Not so fast. Lido and Rocket Pool are innovative alternatives to centralized exchange staking programs, but they also pool together tokens. Pooling is essential for most retail investors to stake in Ethereum due to the minimum stake of 32 Ether (ETH) (~$50,000). The SEC’s enforcement playbook against Kraken will eventually be used against those protocols. The SEC is adept at warping the definition of security in the statute to cover all sorts of crazy things, from sales of chinchillas to online gambling to orange groves. The SEC will eventually apply its playbook to more decentralized staking protocols if the founders aren’t sufficiently anonymous.

It is a mistake to assume that Gensler believes in the cypherpunk philosophy behind the motto “not your keys, not your coin.” The SEC’s proposed reforms to regulating alternative trading systems last year — which would force developers who write smart contract code to register as exchanges — demonstrates how he views decentralized finance (DeFi) better than anything, as this is impossible.

It’s becoming clear from a pattern across financial regulators and the White House that the subtext in the administration’s policy toward crypto is that it should be choked off. The White House is against proof-of-work; the SEC is hitting proof-of-stake delegation, and the banking regulators are using subtle tools of examination to encourage banks to deny bank account access to anyone with “crypto” in their name even if the customer in question doesn’t actually hold crypto.

By all means, if your proof-of-work chain would operate more securely, effectively, or fairly under a proof-of-stake system, make the transition like Ethereum did. But don’t switch to proof-of-stake out of some hope it will protect you from regulatory or political risk because it won’t.

As a securities law professor, I can put on my analysis hat and find some aspects of Kraken’s staking rewards program that increased the risk of it being deemed a security, particularly some of the advertising communications. But that doesn’t mean the program should end or that a fine of this nature is warranted when there has been no fraud or investor harm.

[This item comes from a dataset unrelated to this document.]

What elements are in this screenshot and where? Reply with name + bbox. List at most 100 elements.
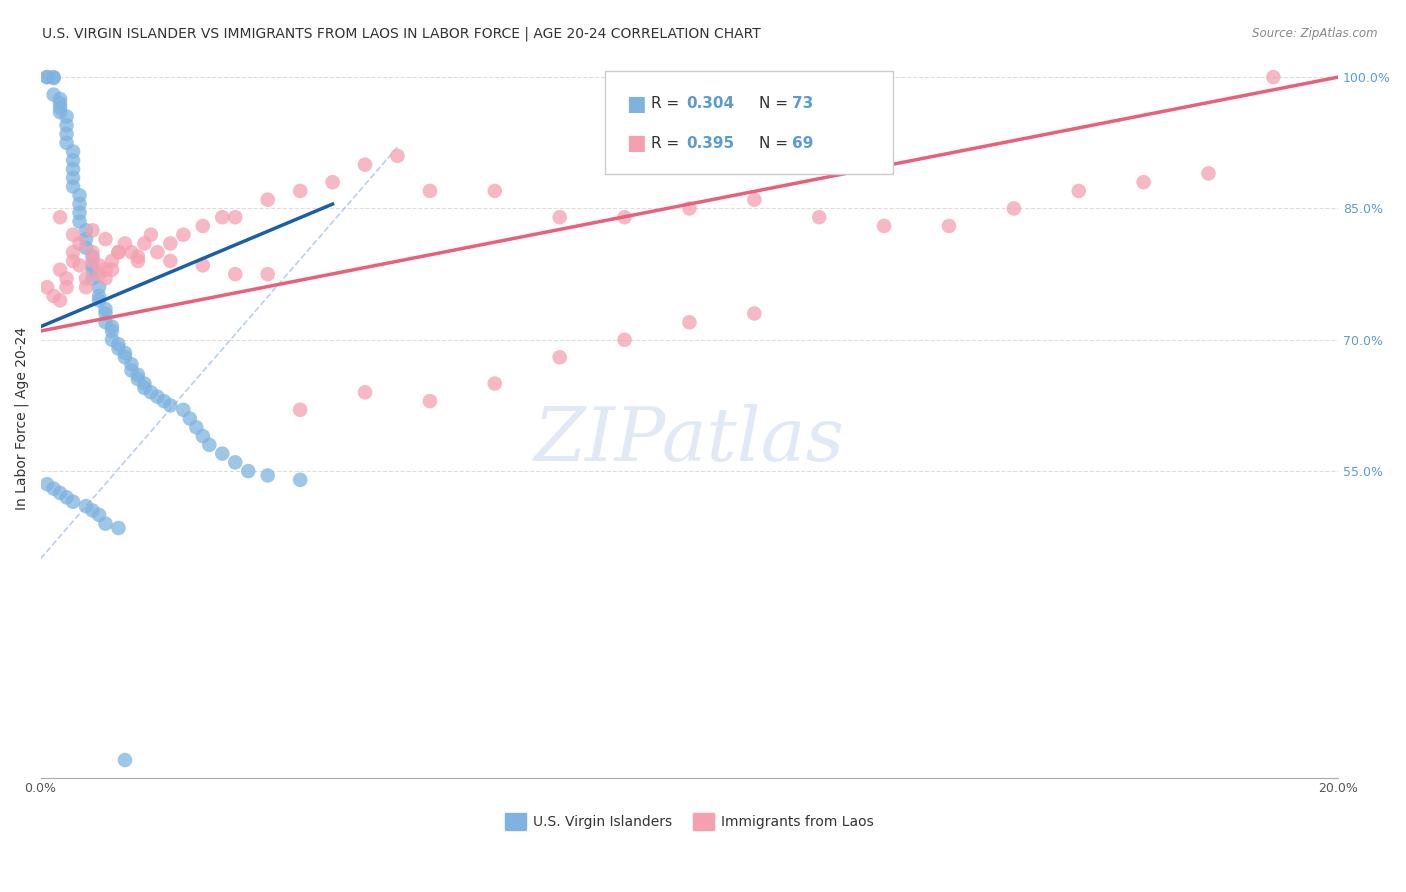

Instead, a working rule set for custodial intermediaries offering this unique financial product should be drafted, as the SEC has done in the past for asset-backed securities, real estate investment trusts, oil firm master limited partnerships, etc. There are legions of securities lawyers working in the crypto space who would help the SEC write the rulebook today if given the opportunity. They could do so through an open SEC call for comment on crypto regulation, as I urged Gensler to adopt when I advised him. SEC Commissioner Hester Peirce’s dissent over this fine also calls for a set of reasonable rules.

Until that is possible, the only hope forward for crypto is ongoing legal challenges to administration overreach and protocol builders that stay true to the cypherpunk philosophy of Timothy May.